Some accused globalization for exacerbating the spread of the virus, while some tried to build barriers in the “global village” by instigating tension between races. Some became pessimistic, taking the epidemic as the last straw breaking the back of globalization.
It is true that the prevention and control measures taken by countries have to some extent slowed the transnational flow of personnel, materials and capital, and inevitably brought a temporary impact on the world economy. However, being pessimistic over globalization or discarding it is by no means the right thing to do for the moment.
Take a look at China’s interaction with the world since the onset of the COVID-19, you’ll find that globalization and international cooperation are exactly an efficient tactic in fighting the epidemic.
The exchange of information remained functional. After the outbreak, China timely informed the international community, and shared the genetic sequence, primer and probe at the first opportunity, laying an important foundation for the world to carry out studies on the virus, researches on test reagent, development of medicines and vaccines, as well as prevention and control efforts.

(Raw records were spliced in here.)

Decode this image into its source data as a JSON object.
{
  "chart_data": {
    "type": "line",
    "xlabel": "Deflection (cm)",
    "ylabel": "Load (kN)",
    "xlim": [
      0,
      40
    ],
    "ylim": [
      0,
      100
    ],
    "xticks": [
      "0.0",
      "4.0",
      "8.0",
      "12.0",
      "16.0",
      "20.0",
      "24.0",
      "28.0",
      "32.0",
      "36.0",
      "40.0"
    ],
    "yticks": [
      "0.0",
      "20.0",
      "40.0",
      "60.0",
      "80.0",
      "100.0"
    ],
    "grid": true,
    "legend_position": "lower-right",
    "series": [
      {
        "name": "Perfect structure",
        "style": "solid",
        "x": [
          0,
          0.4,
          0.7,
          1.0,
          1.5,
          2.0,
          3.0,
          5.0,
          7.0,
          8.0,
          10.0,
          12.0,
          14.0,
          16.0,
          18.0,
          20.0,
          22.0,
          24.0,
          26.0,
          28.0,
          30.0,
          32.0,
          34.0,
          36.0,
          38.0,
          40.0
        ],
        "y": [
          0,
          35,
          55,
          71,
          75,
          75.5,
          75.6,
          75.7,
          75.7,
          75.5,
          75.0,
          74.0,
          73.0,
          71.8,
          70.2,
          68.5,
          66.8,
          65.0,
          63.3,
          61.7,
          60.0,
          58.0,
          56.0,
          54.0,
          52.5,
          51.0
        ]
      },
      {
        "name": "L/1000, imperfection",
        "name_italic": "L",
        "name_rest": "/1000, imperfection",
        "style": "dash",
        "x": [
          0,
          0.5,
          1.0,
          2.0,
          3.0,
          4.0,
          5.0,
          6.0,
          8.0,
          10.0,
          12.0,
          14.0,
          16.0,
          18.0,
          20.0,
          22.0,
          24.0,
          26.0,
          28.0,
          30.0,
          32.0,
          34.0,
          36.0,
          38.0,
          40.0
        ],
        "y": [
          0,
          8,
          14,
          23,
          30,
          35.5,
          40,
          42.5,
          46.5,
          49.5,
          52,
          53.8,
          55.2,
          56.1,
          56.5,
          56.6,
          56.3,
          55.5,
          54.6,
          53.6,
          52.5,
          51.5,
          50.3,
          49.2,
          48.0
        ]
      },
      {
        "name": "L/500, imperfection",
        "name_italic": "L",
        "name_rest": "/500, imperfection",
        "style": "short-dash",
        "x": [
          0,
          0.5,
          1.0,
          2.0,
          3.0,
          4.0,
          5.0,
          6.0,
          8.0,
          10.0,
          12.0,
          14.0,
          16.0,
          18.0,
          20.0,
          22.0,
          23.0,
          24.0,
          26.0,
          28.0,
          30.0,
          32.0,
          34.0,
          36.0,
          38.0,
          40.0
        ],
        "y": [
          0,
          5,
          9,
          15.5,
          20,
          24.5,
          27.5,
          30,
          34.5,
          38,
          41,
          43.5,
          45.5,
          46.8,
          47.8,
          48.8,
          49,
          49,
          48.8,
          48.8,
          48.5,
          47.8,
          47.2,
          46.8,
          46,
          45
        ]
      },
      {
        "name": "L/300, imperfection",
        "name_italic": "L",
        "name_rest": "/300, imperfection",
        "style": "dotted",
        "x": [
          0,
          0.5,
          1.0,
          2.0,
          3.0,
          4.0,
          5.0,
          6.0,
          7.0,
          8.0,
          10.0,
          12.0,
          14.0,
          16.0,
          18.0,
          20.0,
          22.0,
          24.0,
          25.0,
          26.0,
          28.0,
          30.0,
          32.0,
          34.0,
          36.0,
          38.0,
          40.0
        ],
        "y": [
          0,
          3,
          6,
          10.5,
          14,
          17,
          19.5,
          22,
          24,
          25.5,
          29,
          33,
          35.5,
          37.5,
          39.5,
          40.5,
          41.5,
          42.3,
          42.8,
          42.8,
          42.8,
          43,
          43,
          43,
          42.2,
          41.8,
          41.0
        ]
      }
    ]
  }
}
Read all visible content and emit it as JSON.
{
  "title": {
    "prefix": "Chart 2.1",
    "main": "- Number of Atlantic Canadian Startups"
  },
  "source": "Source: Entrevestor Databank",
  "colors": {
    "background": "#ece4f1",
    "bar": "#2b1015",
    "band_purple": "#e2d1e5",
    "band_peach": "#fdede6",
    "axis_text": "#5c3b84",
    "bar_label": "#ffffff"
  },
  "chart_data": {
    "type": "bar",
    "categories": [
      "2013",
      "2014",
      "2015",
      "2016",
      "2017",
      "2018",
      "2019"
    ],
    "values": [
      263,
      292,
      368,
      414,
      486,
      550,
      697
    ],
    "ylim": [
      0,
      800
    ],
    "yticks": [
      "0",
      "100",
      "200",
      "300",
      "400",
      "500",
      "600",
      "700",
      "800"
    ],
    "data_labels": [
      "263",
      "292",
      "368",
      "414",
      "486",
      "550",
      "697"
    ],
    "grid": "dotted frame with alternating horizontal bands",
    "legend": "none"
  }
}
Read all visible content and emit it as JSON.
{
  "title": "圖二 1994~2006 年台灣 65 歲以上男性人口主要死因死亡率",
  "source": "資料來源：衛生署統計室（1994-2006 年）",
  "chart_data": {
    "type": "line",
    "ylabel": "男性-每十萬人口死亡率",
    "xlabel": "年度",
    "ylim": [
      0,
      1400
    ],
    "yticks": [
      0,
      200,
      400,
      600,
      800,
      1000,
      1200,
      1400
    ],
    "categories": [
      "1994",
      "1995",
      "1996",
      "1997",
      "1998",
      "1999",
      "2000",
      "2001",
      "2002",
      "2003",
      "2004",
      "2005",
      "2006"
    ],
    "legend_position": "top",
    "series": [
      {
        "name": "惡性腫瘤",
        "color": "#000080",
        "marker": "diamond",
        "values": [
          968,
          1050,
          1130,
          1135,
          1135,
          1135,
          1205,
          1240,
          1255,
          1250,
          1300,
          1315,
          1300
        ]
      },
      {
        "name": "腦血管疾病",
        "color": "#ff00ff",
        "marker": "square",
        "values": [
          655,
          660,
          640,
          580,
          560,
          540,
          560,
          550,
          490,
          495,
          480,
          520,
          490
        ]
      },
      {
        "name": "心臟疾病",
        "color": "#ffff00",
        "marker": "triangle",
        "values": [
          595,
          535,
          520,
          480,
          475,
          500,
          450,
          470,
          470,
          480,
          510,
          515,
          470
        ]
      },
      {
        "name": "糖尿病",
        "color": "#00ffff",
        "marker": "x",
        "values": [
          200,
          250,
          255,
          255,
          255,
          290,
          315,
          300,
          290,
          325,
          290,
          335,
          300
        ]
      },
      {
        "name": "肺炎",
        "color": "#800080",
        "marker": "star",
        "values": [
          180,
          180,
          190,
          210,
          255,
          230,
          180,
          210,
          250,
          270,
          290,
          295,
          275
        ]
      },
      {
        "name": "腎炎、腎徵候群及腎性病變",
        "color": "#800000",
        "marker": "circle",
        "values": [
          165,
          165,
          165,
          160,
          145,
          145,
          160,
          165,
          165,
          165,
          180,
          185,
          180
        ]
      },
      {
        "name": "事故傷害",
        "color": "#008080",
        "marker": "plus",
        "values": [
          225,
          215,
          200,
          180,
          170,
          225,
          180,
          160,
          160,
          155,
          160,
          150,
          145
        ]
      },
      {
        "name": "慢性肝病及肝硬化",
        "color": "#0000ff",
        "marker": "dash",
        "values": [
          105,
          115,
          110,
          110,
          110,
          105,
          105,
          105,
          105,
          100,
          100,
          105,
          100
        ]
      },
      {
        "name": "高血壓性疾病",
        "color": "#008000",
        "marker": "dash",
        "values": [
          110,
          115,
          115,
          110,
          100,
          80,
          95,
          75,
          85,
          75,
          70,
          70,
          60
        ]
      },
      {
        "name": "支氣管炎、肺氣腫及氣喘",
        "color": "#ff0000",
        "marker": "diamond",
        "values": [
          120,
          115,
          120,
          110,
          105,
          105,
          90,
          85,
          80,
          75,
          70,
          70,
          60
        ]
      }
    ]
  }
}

What remains active is also the flow of materials. Many countries and international organizations donated tremendous prevention materials to China when the latter was on short supply. Similarly, China also donated $20 million to the World Health Organization (WHO) to help the global health authority better conduct international cooperation on combating the virus as the epidemic is rapidly penetrating the borders of more and more countries. Besides, China also donated emergency medical supplies to affected countries and organizations including Pakistan, Japan, South Korea, Iran, and African Union.
In addition, exchanges of experience and mutual learning have been running smoothly. The WHO sent a joint mission to China for field inspection in early February, providing China and the world with advice on prevention and control.
On the other hand, China, while working hard to fight the disease at home, shared multiple technical documents with over 100 countries and a dozen of international and regional organizations, such as plans on epidemic prevention and treatment. It also conducted 20 technological exchanges with international and regional organizations and relevant countries through teleconference and other channels.
Cooperation between China and the world has never been impeded by the epidemic. In fact, it is the international cooperation that helps all countries better cope with epidemic, and once again proves that globalization is the general trend of the times.
The world is a community with a shared future. As the epidemic concerns all, solidarity and cooperation remain the most powerful weapon to prevail over it. All countries should work together, and take it as a new opportunity to promote global governance system featuring cooperation, rather than allowing the forces of anti-globalization and protectionism to grow wild and defame globalization.
“This is not the time to give up. This is not a time for excuses. This is a time for pulling out all the stops.” said WHO Director-General Tedros Adhanom Ghebreyesus.
Globalization will not be reversed, and no country can develop in isolation from the rest of the world. To get around the rampant epidemic, all countries must hold the vision for a community with a shared future for mankind and resort to international cooperation on all fronts, so as to jointly safeguard the shared planet.